Since its launch two years ago, the James Webb Space Telescope has been sending back stunning images that are transforming our understanding of the cosmos
This month marks two years since the most powerful telescope ever built sent its first pictures back to earth.
From its lofty vantage point, beyond the moon in orbit around the sun, the James Webb Space Telescope was tuned to observe the first stars and galaxies being born soon after the dawn of time - about 200 million years after the Big Bang.
For the first time we were able to witness the first stars blinking into life out of the primordial gloom.
But what we saw was even more mind-blowing.
Cosmologists expected to see a lot of new, weak stars starting to form the first galaxies.
Instead, says US astrophysicist Rachel Somerville, it "found a lot of very luminous galaxies at very early times pumping out huge amounts of ultraviolet light.
"The theories that had been published before Webb launched did not predict that large a number of such bright galaxies.
"So that caused a big fuss."
It wasn't just big bright objects causing a big fuss at the beginning of the time.
"We started to find evidence for supermassive black holes that were also much larger, much more massive, and at much earlier times than theory had predicted.
"Maybe those two things go together."
Supermassive black holes, ancient stars that have collapsed in on themselves, are relatively commonplace these days, lurking in the centres of most galaxies.
Richard Easther, Head of the Department of Physics at the University of Auckland, tells The Detail it's an open question as to where those black holes come from.
"Whether the black holes form and then galaxies form around them, or whether the galaxies form and then the black holes form afterwards.
"There's a complex web of interactions that happen in the early universe between particle physics that we don't understand, between black holes that we don't fully understand, between the messy physics that leads to star formation.
"All those things somehow come together to produce what we see, and it's a huge challenge to get all of that right, all of that detail."
Easther says while the JWST results were certainly a surprise, he's not expecting any major rewrites to the cosmological timeline.
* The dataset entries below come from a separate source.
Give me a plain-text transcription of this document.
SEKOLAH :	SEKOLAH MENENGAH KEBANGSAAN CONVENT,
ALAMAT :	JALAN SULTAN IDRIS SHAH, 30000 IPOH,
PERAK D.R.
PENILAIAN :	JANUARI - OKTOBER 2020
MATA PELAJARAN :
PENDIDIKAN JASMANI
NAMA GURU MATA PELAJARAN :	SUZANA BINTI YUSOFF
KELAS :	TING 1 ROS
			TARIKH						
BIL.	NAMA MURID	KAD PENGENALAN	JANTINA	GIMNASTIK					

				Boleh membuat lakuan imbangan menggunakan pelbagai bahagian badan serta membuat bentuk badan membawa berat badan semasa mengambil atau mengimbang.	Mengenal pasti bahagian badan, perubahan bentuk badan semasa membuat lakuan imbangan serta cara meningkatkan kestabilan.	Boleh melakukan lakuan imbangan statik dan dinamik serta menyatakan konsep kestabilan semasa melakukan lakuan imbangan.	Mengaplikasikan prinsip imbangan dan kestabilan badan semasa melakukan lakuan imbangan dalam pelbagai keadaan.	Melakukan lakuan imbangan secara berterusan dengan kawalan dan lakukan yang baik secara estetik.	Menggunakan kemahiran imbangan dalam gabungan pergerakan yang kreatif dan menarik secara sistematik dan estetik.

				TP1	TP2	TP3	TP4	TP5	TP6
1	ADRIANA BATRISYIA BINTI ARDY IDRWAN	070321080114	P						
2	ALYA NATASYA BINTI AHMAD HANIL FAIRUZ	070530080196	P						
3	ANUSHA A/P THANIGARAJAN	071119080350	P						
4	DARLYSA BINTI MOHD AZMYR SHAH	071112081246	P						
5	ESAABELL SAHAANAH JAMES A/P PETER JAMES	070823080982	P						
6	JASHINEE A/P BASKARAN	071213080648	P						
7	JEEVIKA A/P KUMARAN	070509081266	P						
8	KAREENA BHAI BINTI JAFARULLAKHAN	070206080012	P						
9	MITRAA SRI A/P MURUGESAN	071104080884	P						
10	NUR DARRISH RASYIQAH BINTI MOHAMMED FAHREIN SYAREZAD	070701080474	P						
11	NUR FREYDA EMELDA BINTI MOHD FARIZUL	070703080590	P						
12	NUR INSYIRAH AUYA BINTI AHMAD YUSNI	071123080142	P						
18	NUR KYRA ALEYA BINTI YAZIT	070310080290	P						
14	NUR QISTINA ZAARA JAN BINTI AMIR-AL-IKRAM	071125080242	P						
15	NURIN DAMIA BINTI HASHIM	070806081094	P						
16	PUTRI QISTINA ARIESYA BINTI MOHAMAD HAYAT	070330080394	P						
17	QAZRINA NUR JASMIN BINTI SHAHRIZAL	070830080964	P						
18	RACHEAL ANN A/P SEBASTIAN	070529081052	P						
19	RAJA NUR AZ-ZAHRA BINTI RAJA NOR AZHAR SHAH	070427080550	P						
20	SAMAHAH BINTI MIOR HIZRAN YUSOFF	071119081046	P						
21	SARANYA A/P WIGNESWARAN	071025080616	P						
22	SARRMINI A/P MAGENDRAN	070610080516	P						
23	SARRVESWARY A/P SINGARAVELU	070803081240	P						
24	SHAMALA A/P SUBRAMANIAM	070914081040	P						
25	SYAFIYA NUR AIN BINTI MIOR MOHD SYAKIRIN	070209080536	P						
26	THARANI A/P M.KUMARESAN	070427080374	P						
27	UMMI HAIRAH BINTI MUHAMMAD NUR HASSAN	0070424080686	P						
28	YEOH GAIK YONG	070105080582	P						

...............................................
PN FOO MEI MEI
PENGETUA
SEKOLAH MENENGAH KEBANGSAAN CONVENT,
"We know for lots of reasons that the universe after the big bang was very smooth, composed primarily of hydrogen and helium, and it would take a significant amount of time before you can form stars.
"The question is, is that 200 million years or is that 400 million years?
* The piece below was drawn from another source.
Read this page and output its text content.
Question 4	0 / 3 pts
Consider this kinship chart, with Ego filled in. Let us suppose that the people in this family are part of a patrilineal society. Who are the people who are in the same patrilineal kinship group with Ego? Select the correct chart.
"There's a big difference between those two numbers, but the idea that there's been a hundred-plus million years where there weren't any stars at all, that hasn't been compromised."
But to go where the real excitement is, we need to look at what the James Webb Space Telescope is discovering a lot closer to home - relatively speaking.
For planet-hunters searching for worlds beyond our solar system, the results have been nothing short of cosmic.
Daniel Bayliss, a New Zealand-born exo-planet hunter based in the UK, says the JWST has been a game-changer for those in his profession.
"Because it's in space and it's in the infra-red, it can look at molecules in the atmosphere [of exo-planets] that we couldn't access from ground-based telescopes.
"Probably the most exciting thing people have been talking about are biosignatures; gases and molecules that might come from life forms like bacteria, or something like that, rather than coming from natural processes of chemistry in the atmosphere."
British astronaut Tim Peake says it's just a matter of time before we find hard evidence of life elsewhere.
"Potentially the James Webb Space Telescope may have already found that.
"It's just that they don't want to release those results, or confirm those results, until they can be quite sure."